Page history last edited by PBworks 13 years, 7 months ago

 

Three Types of DNA

by Georgia Kinney Bopp

 

 

Y-DNA.

Only males have the Y chromosome; it is the chromosome that makes a male a male. Y-DNA, which rarely changes (mutates slowly) is passed down to sons from the father's direct paternal/male line - the father's father's father's father's father . . . .

Y-DNA is useful to genealogists because in many cultures the surname of the male passes down each generation along with the Y-DNA information. This allows for connections to be made with others who share a common male ancestor. Female family researchers often obtain DNA from a male relative with the family surname (and Y chromosome) in order to further their genealogical research.

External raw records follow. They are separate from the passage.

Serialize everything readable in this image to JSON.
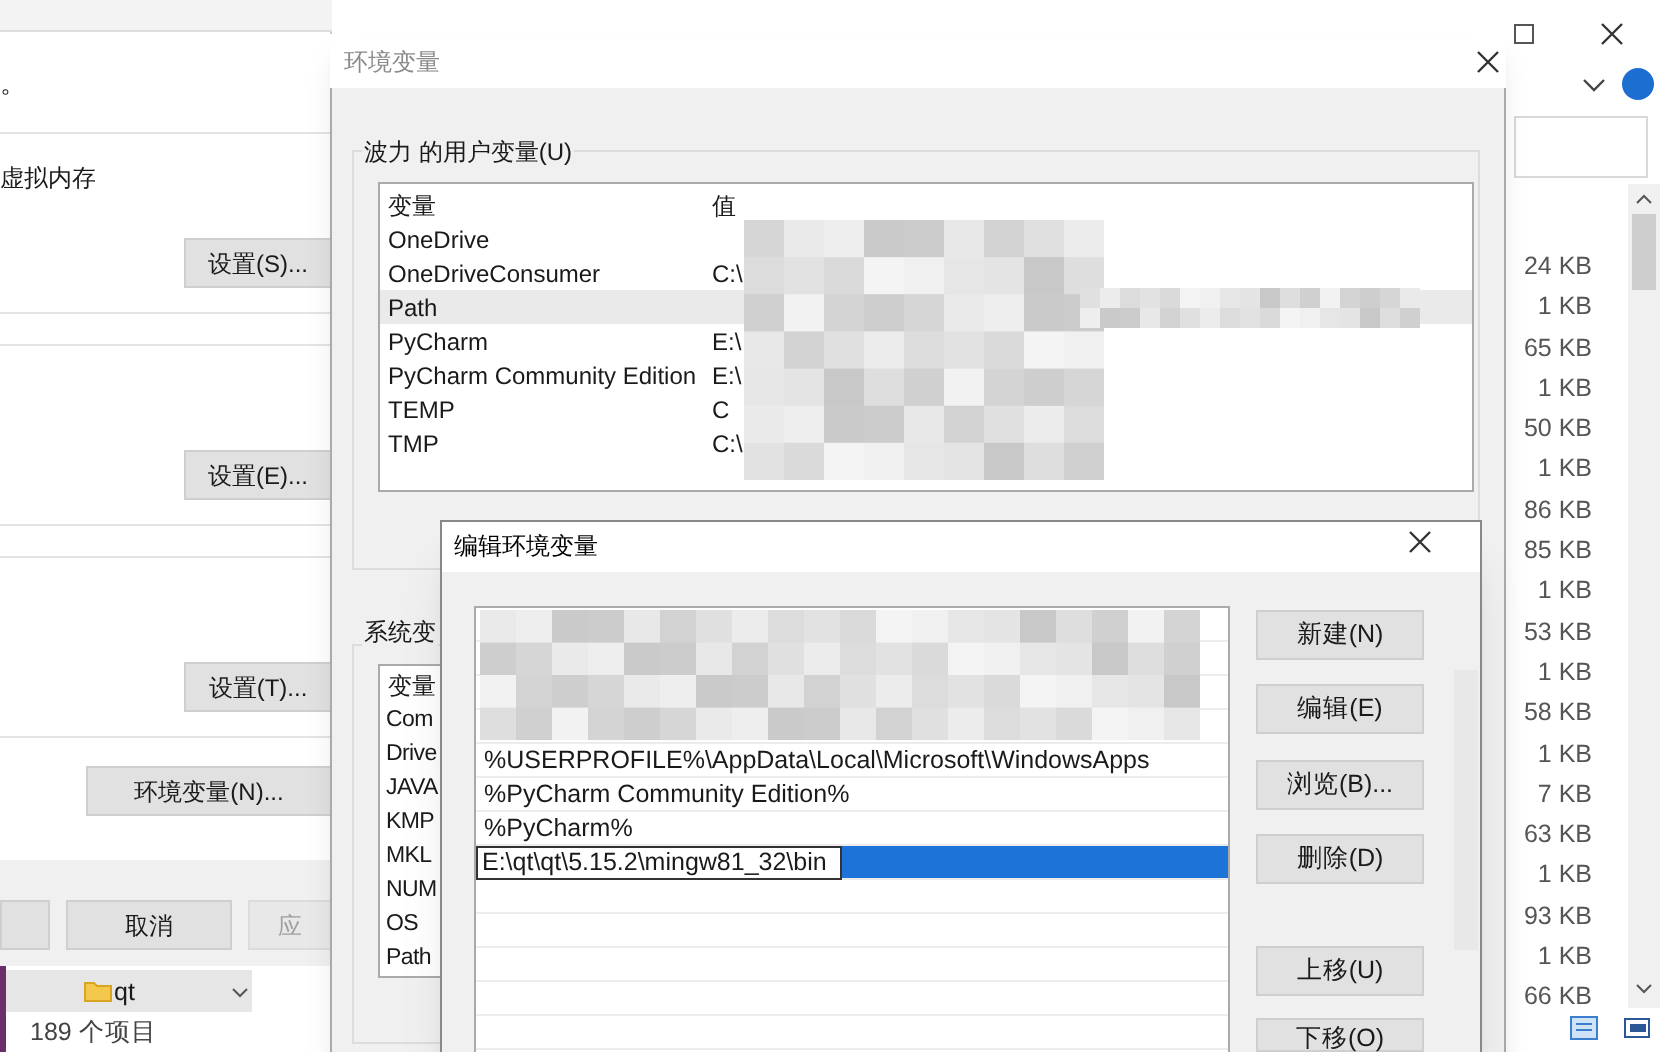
{
  "explorer": {
    "sizes": [
      "24 KB",
      "1 KB",
      "65 KB",
      "1 KB",
      "50 KB",
      "1 KB",
      "86 KB",
      "85 KB",
      "1 KB",
      "53 KB",
      "1 KB",
      "58 KB",
      "1 KB",
      "7 KB",
      "63 KB",
      "1 KB",
      "93 KB",
      "1 KB",
      "66 KB"
    ],
    "folder": "qt",
    "item_count": "189 个项目"
  },
  "system_properties": {
    "texts": [
      "。",
      "虚拟内存"
    ],
    "setting_buttons": [
      "设置(S)...",
      "设置(E)...",
      "设置(T)..."
    ],
    "env_button": "环境变量(N)...",
    "bottom_buttons": [
      {
        "label": "取消",
        "disabled": false
      },
      {
        "label": "应",
        "disabled": true
      }
    ]
  },
  "env_dialog": {
    "title": "环境变量",
    "active": false,
    "user_vars": {
      "group_label": "波力 的用户变量(U)",
      "columns": [
        "变量",
        "值"
      ],
      "rows": [
        {
          "name": "OneDrive",
          "selected": false
        },
        {
          "name": "OneDriveConsumer",
          "value": "C:\\",
          "selected": false
        },
        {
          "name": "Path",
          "selected": true
        },
        {
          "name": "PyCharm",
          "value": "E:\\",
          "selected": false
        },
        {
          "name": "PyCharm Community Edition",
          "value": "E:\\",
          "selected": false
        },
        {
          "name": "TEMP",
          "value": "C",
          "selected": false
        },
        {
          "name": "TMP",
          "value": "C:\\",
          "selected": false
        }
      ]
    },
    "system_vars": {
      "group_label": "系统变",
      "columns": [
        "变量"
      ],
      "rows": [
        "Com",
        "Drive",
        "JAVA",
        "KMP",
        "MKL",
        "NUM",
        "OS",
        "Path"
      ]
    }
  },
  "edit_dialog": {
    "title": "编辑环境变量",
    "entries": [
      {
        "kind": "redacted"
      },
      {
        "kind": "redacted"
      },
      {
        "kind": "redacted"
      },
      {
        "kind": "redacted"
      },
      {
        "kind": "text",
        "text": "%USERPROFILE%\\AppData\\Local\\Microsoft\\WindowsApps"
      },
      {
        "kind": "text",
        "text": "%PyCharm Community Edition%"
      },
      {
        "kind": "text",
        "text": "%PyCharm%"
      },
      {
        "kind": "edit",
        "value": "E:\\qt\\qt\\5.15.2\\mingw81_32\\bin",
        "selected": true
      }
    ],
    "buttons": [
      "新建(N)",
      "编辑(E)",
      "浏览(B)...",
      "删除(D)",
      "上移(U)",
      "下移(O)"
    ]
  }
}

The Y-DNA test can NOT uniquely identify a specific individual. The Y-DNA test used by genealogists is NOT a paternity or forensic/crime test and nor does it reveal any health/medical information.

 

mtDNA (mitochondrial DNA).

Both males and females have mtDNA. mtDNA passes down from the mother's direct maternal/female line - the mother's mother's mother's mother . . . .

mtDNA is more useful for deep ancestry information (anthrogenealogy) than for genealogy. Occasionally useful genealogical connections are made using mtDNA, but this is the exception rather than the rule, for two reasons:

  1. mtDNA mutates very, very slowly, and
  2. in many cultures, the surname of the mtDNA line is not passed on to each generation because females acquire a new surname when they marry.

The basic mtDNA test used by genealogists does NOT uniquely identify a specific individual. This test is not used for maternity tests, forensic/crime purposes, nor does it reveal any health/medical information. (The full sequence mtDNA could contain health/medical information.)

 

Autosomal/Chromosomal DNA.

MOST of your DNA is autosomal/chromosomal DNA. Half your autosomal/chromosomal DNA is from each of your parents. Unfortunately for genealogists, this DNA is "all mixed up" (recombined) and cannot be isolated for genealogical information. This is the DNA that can uniquely identify a specific individual. This is the DNA that contains almost all of your health/medical information. This is the DNA used in maternity/paternity tests. This is the DNA used for forensic/crime purposes (the CODIS test). This DNA is NOT used in Y-DNA or mtDNA genetic genealogy projects.